Граф привык к такого рода посещениям, и ничто не могло доставить ему большего удовольствия, как самому служить cicerone[59] любопытным посетителям, показывая им прелести своей резиденции.

– Пусть войдут! Милости просим! – воскликнул он. – Поставьте приборы и проведите их сюда.

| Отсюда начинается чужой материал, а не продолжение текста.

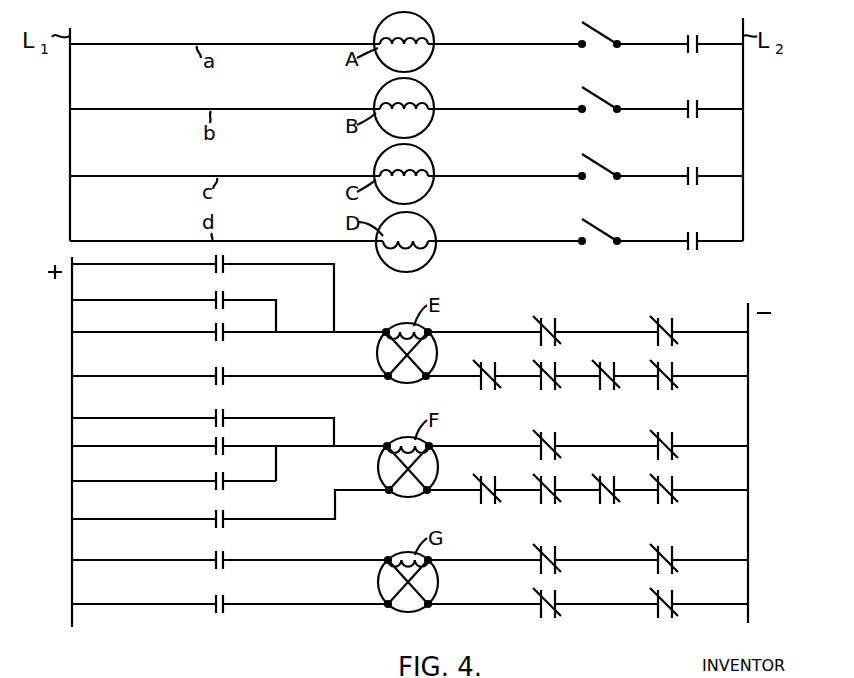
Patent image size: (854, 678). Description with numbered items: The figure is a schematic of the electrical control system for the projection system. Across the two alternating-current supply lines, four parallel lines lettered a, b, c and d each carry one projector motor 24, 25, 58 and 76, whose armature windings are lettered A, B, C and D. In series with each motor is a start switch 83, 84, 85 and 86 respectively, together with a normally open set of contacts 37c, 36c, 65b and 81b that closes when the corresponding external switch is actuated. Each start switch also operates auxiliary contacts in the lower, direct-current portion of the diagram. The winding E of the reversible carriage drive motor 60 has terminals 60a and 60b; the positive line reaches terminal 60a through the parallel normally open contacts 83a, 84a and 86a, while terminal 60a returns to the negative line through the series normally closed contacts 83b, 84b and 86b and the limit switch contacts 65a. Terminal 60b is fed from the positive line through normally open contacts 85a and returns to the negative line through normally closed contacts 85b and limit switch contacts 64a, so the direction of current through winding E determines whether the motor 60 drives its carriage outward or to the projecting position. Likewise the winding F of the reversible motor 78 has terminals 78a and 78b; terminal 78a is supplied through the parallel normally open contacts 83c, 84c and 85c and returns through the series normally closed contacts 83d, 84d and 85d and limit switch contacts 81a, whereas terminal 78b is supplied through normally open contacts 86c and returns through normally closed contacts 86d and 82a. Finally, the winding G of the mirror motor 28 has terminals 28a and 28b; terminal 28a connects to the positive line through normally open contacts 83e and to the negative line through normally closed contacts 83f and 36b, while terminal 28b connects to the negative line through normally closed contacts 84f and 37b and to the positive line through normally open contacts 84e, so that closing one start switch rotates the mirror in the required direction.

The projector motor 24 is at (433, 52).
The projector motor 25 is at (433, 118).
The projector motor 58 is at (434, 184).
The projector motor 76 is at (434, 232).
The start switch 83 is at (600, 33).
The start switch 84 is at (600, 98).
The start switch 85 is at (600, 165).
The start switch 86 is at (600, 230).
The normally open contacts 37c is at (697, 21).
The normally open contacts 36c is at (690, 100).
The normally open contacts 65b is at (690, 167).
The normally open contacts 81b is at (697, 218).
The normally open contacts 83a is at (223, 273).
The normally open contacts 84a is at (216, 293).
The normally open contacts 86a is at (226, 312).
The normally open contacts 85a is at (217, 368).
The normally open contacts 83c is at (223, 427).
The normally open contacts 84c is at (223, 456).
The normally open contacts 85c is at (223, 490).
The normally open contacts 86c is at (216, 512).
The normally open contacts 83e is at (217, 551).
The normally open contacts 84e is at (217, 596).
The reversible drive motor 60 is at (409, 383).
The terminal 60a is at (358, 330).
The terminal 60b is at (469, 330).
The reversible drive motor 78 is at (410, 497).
The terminal 78a is at (358, 444).
The terminal 78b is at (469, 444).
The mirror motor 28 is at (410, 612).
The terminal 28a is at (383, 565).
The terminal 28b is at (430, 565).
The normally closed contacts 85b is at (557, 301).
The normally closed limit switch contacts 64a is at (677, 301).
The normally closed contacts 83b is at (488, 368).
The normally closed contacts 84b is at (555, 362).
The normally closed contacts 86b is at (614, 389).
The normally closed contacts 65a is at (672, 362).
The normally closed contacts 86d is at (557, 416).
The normally closed contacts 82a is at (677, 418).
The normally closed contacts 83d is at (477, 474).
The normally closed contacts 84d is at (556, 505).
The normally closed contacts 85d is at (617, 505).
The normally closed contacts 81a is at (678, 469).
The normally closed contacts 84f is at (553, 547).
The normally closed contacts 37b is at (663, 547).
The normally closed contacts 83f is at (559, 617).
The normally closed contacts 36b is at (675, 617).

Несколько минут спустя вошли два офицера. На них была прусская форма. Тот, что шел первым, – следовавший за ним спутник хотел, казалось, полностью стушеваться – был человек небольшого роста с довольно хмурым лицом. Его длинный, тяжелый, далеко не аристократический нос еще более подчеркивал запавший рот и почти полное отсутствие подбородка. Некоторая сутуловатость придавала стариковский вид его фигуре, затянутой в неуклюжий форменный мундир, придуманный Фридрихом. А между тем человеку этому было никак не больше сорока лет. У него была уверенная походка, а когда он снял безобразную шляпу, закрывавшую лицо до самого носа, обнаружился большой, умный лоб мыслителя, подвижные брови и удивительно ясные и живые глаза. Взгляд этих глаз преображал его, как солнечные лучи, что окрашивают и придают красоту самым мрачным прозаическим ландшафтам. Казалось, он вырастал на целую голову, когда на его бескровном, изможденном и беспокойном лице сверкали глаза.

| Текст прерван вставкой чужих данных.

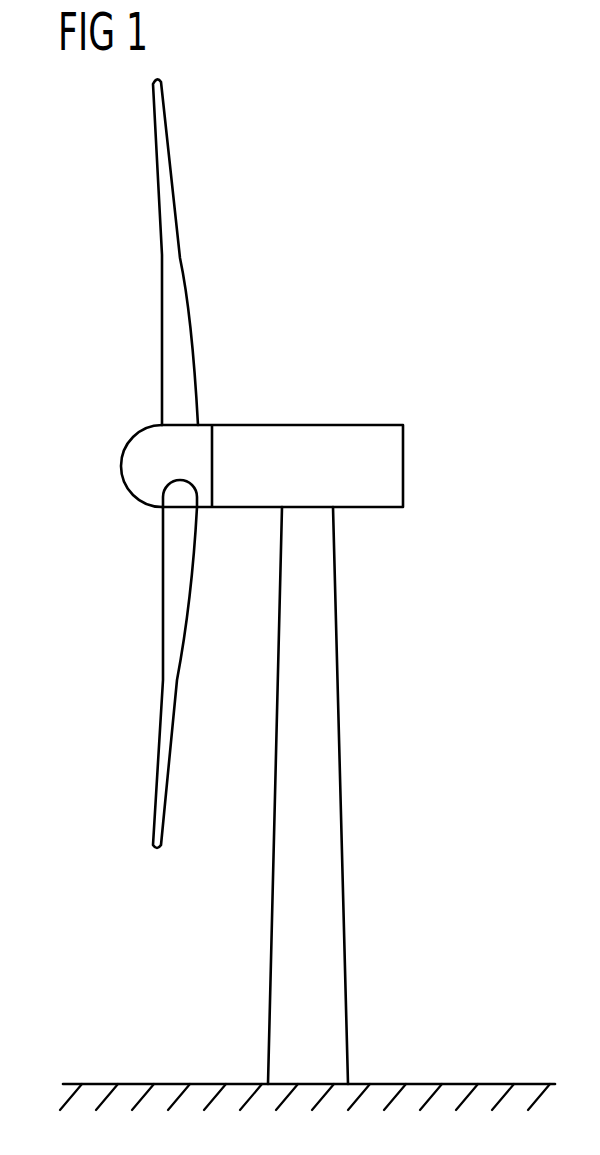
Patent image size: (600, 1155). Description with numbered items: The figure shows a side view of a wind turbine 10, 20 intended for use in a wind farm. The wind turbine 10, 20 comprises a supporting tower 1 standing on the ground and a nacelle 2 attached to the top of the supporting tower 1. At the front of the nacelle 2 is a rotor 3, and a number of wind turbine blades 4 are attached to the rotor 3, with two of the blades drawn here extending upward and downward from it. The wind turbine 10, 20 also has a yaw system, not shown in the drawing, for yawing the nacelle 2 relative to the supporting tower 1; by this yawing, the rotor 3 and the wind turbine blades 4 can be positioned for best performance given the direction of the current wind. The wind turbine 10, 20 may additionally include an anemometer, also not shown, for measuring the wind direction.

Граф Годиц принял гостей сердечно, без излишних церемоний и пространных приветствий, велел поставить им два прибора и начал с истинно патриархальным добродушием потчевать их самыми вкусными блюдами. Ибо Годиц был добрейший человек, и тщеславие не только не развратило его сердца, но даже способствовало развитию в нем таких качеств, как доверчивость и великодушие. Рабство царило еще во владениях Росвальда, и все чудеса его были созданы без особых затрат – оброчным трудом и барщиной, но он украшал ярмо своих рабов цветами и лакомствами. Он заставлял их забывать о необходимом, в избытке одаряя бесполезным, и, убежденный в том, что только в развлечениях – счастье, так веселил их, что они и не помышляли о свободе.